SAX J1808.4—3658 is the first accretion-powered millisecond pulsar ever discovered, and still one of the best-studied, thanks to a quasi-regular series of outbursts since 1996. Based on the regularity of the outbursts, I'd predicted that it would return to activity in 2019 May. This prediction was a bit off, as it turned out, since we didn't hear a peep out of it until late July in the same year. Even so, thanks to the prediction and a series of optical and X-ray observations led by Monash PhD student Adelle Goodwin, we gathered data giving a view of the outburst onset of unprecedented detail.

Adelle presented her work at the 236th AAS meeting last week, and also took part in a press event the same day. Our press release got picked up and distributed widely, at space.com, Science Daily,, phys.org,, CNET and even Nine news. Adelle also appeared on RRR's Einstein-a-go-go show and was interviewed by a number of other outlets.

On the science side, the unexpectedly long delay of 12d between the optical and X-ray activity may have implications for the most widely-accepted model which explains how these outbursts are triggered. Adelle's paper on the study has been submitted to MNRAS.

And the next outburst? You'll have to wait until 2023 November — or perhaps even later.

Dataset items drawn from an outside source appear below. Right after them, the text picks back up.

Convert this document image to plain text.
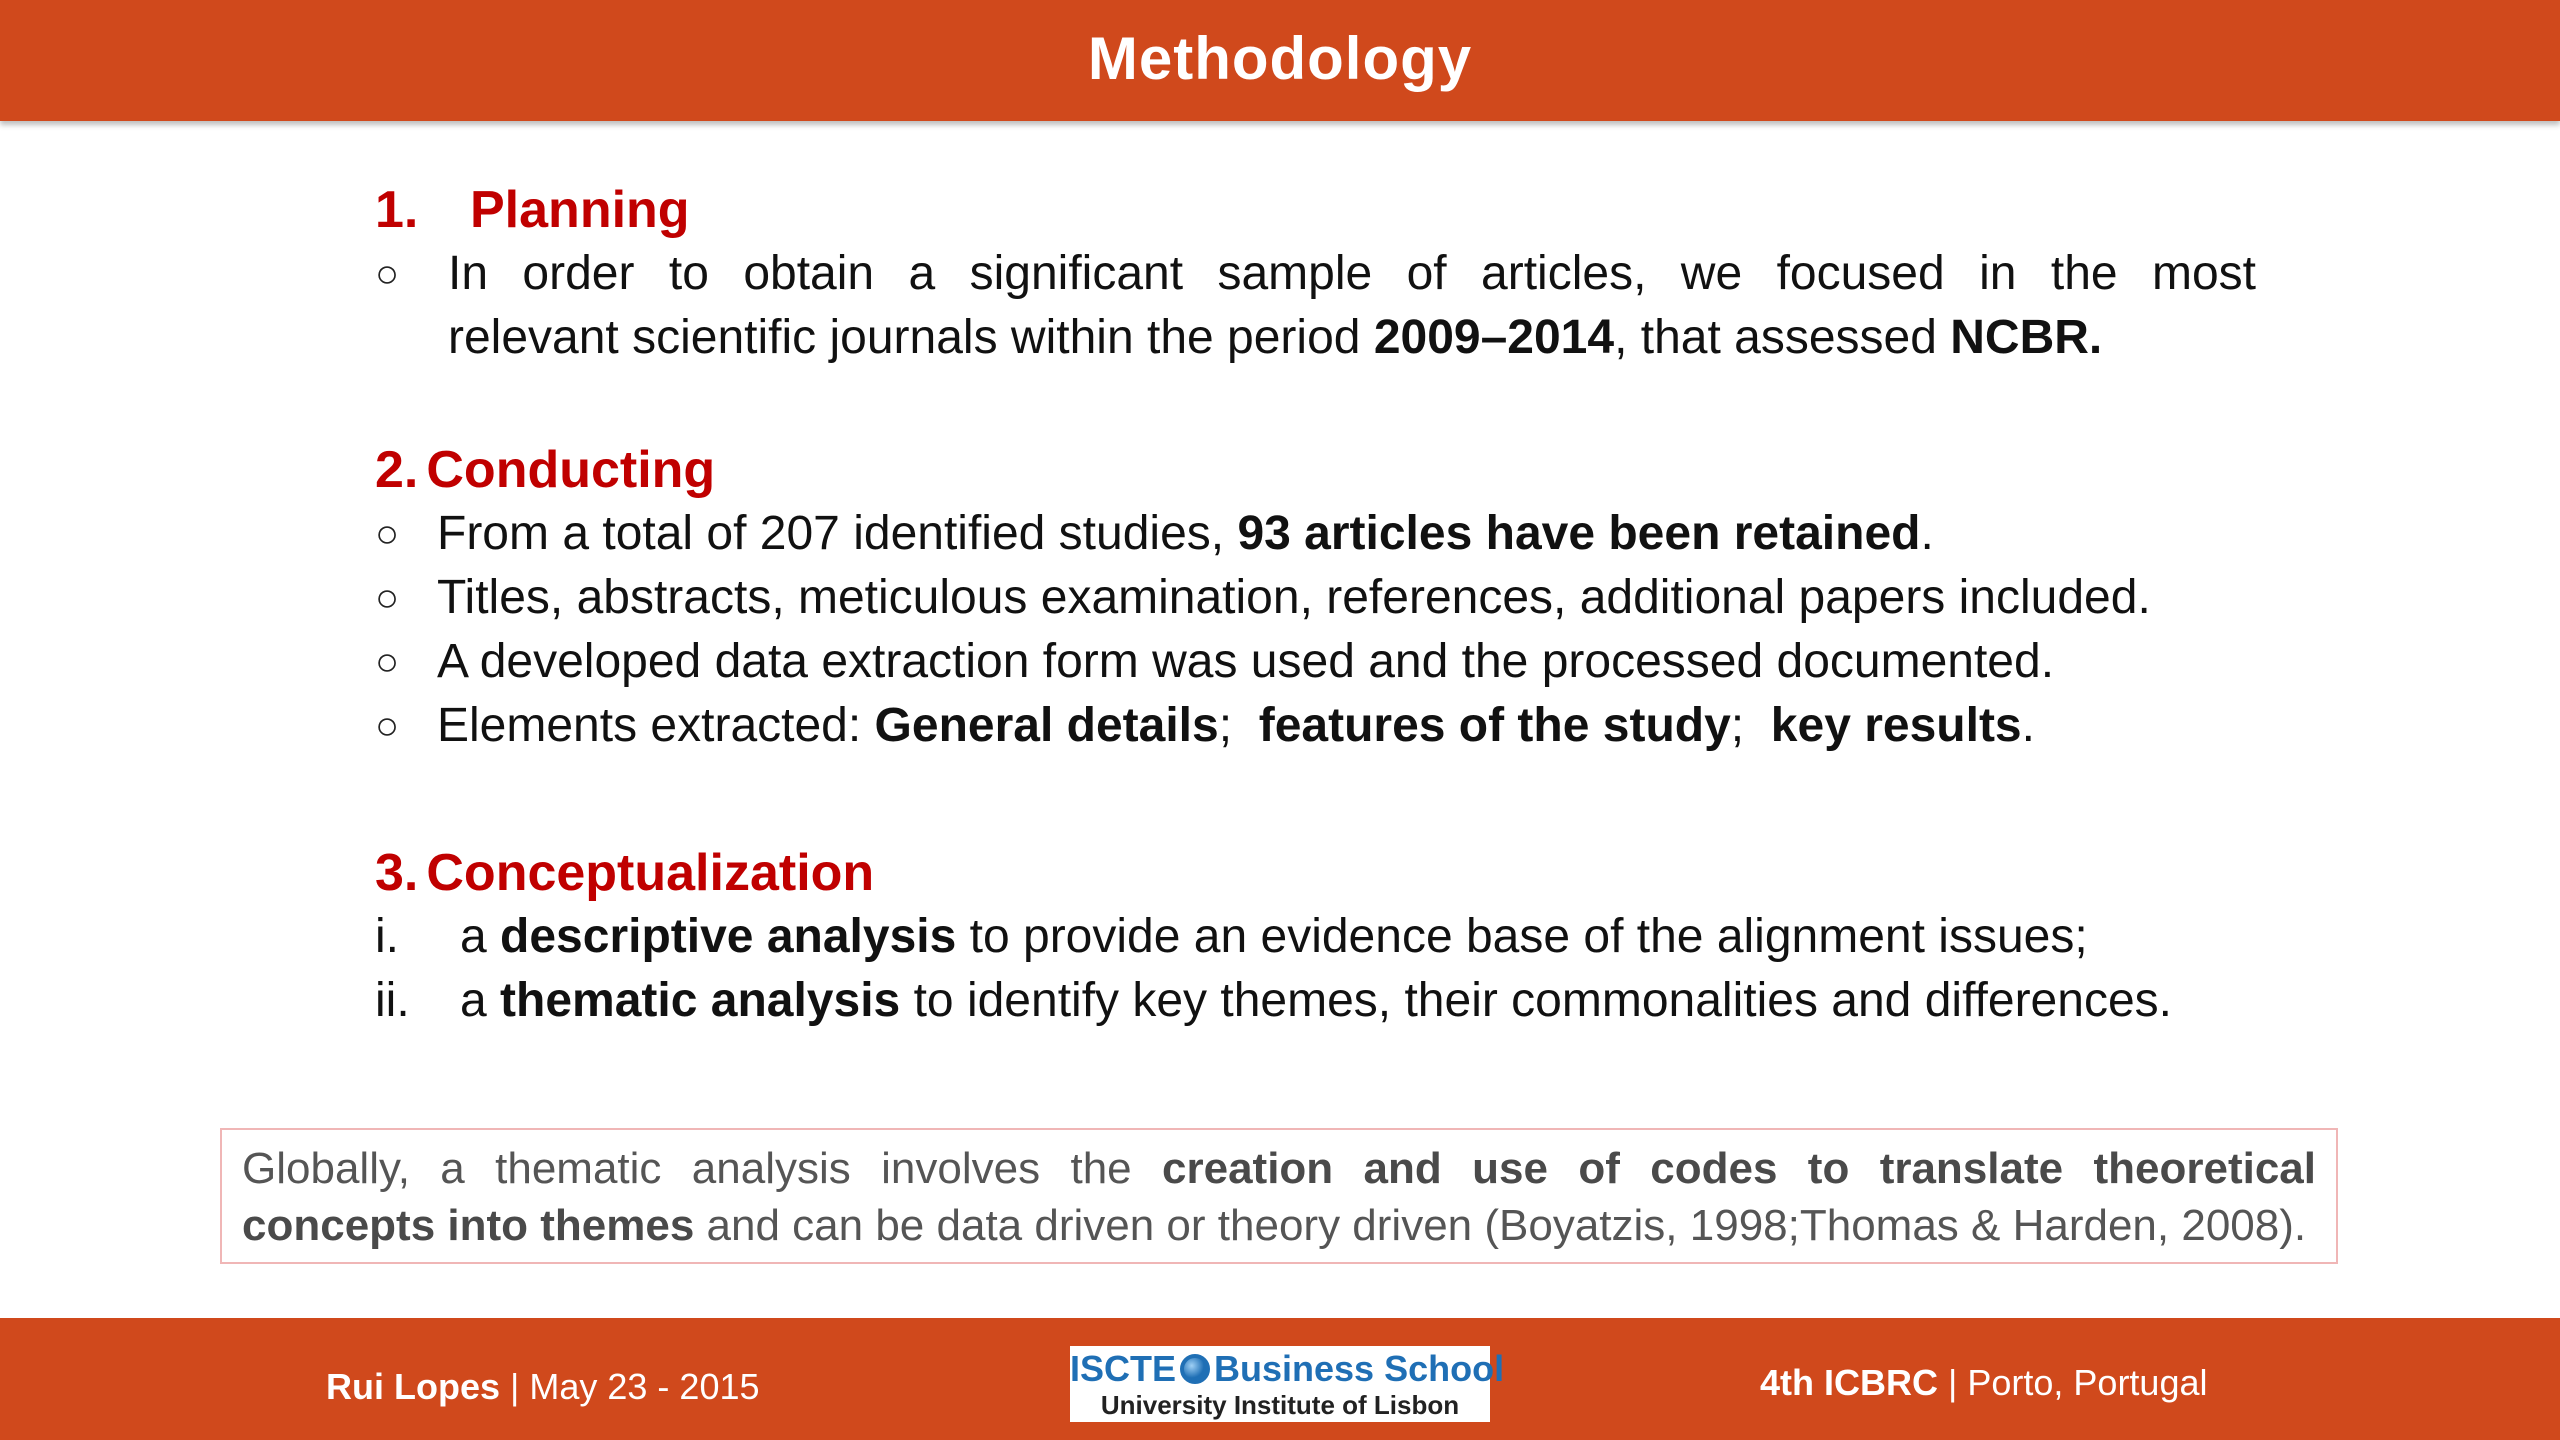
Methodology
1. Planning
○ In order to obtain a significant sample of articles, we focused in the most
relevant scientific journals within the period 2009–2014, that assessed NCBR.
2. Conducting
○ From a total of 207 identified studies, 93 articles have been retained.
○ Titles, abstracts, meticulous examination, references, additional papers included.
○ A developed data extraction form was used and the processed documented.
○ Elements extracted: General details;  features of the study;  key results.
3. Conceptualization
i. a descriptive analysis to provide an evidence base of the alignment issues;
ii. a thematic analysis to identify key themes, their commonalities and differences.
Globally, a thematic analysis involves the creation and use of codes to translate theoretical
concepts into themes and can be data driven or theory driven (Boyatzis, 1998;Thomas & Harden, 2008).
Rui Lopes | May 23 - 2015	ISCTE Business School
University Institute of Lisbon
4th ICBRC | Porto, Portugal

Read the paper arXiv:2006.02872

Labels: 2020, /pulsars

Thu Apr 30, 2020

MINBAR paper accepted!

In late February we submitted the paper describing data release 1 (DR1) of the Multi-Instrument Burst Archive (MINBAR) to Astrophysical Journal Supplements. In a remakably quick turnaround we got a referee's report in less than a month, and the lightly revised version of the paper is now accepted!

Accompanying the paper is the online repository hosted at Monash's Bridges (formerly figshare) service. Here you can download the ASCCI files with the complete contents of the catalog, and (in future) will also provide links to software used to access and analyse the data.

Another way to access the data is via the web interface at burst.sci.monash.edu, which allows basic searching and plotting facility, and you can download subsets of the data for offline analysis too.

Read the paper (arXiv:2003.00685)

Labels: 2020, /thermonuclear bursts

Fri Apr 17, 2020

Multi-epoch model-observation burst comparisons for GS 1826—238

The "Clocked burster", GS 1826—238 is one of the best studied burst sources, due to it's (mostly) consistent and regular bursts. However there's long been some uncertainty about the fuel composition, with some studies suggesting metal-rich fuel, and others metal-poor. (Here by "metals" we mean an even more restrictive set than usually meant by astronomers, of the CNO nuclei that contribute to steady H-burning prior to ignition).

Now Monash PhD graduate Zac Johnston has resolved this uncertainty, with the most comprehensive observation-model comparison to date. He assembled a grid of almost 4000 KEPLER runs and performed a comparison to the observational data, via a novel interpolation scheme which speeds up the calculations by many orders of magnitude. His results confirm the "metal rich" scenario, and also provide constraints on the source distance and system inclination. His paper was just accepted by MNRAS. If you want to do your own burst comparisons, you can also check out the simulation grid data.

Read the paper (arXiv:1909.07977)

Labels: 2020, /postgrads

Wed Mar 25, 2020

Monash suspends all on-campus activities

Due to the growing COVID-19 crisis, Monash University has suspended all on-campus activities. From this point we'll be working and teaching from home, until further notice.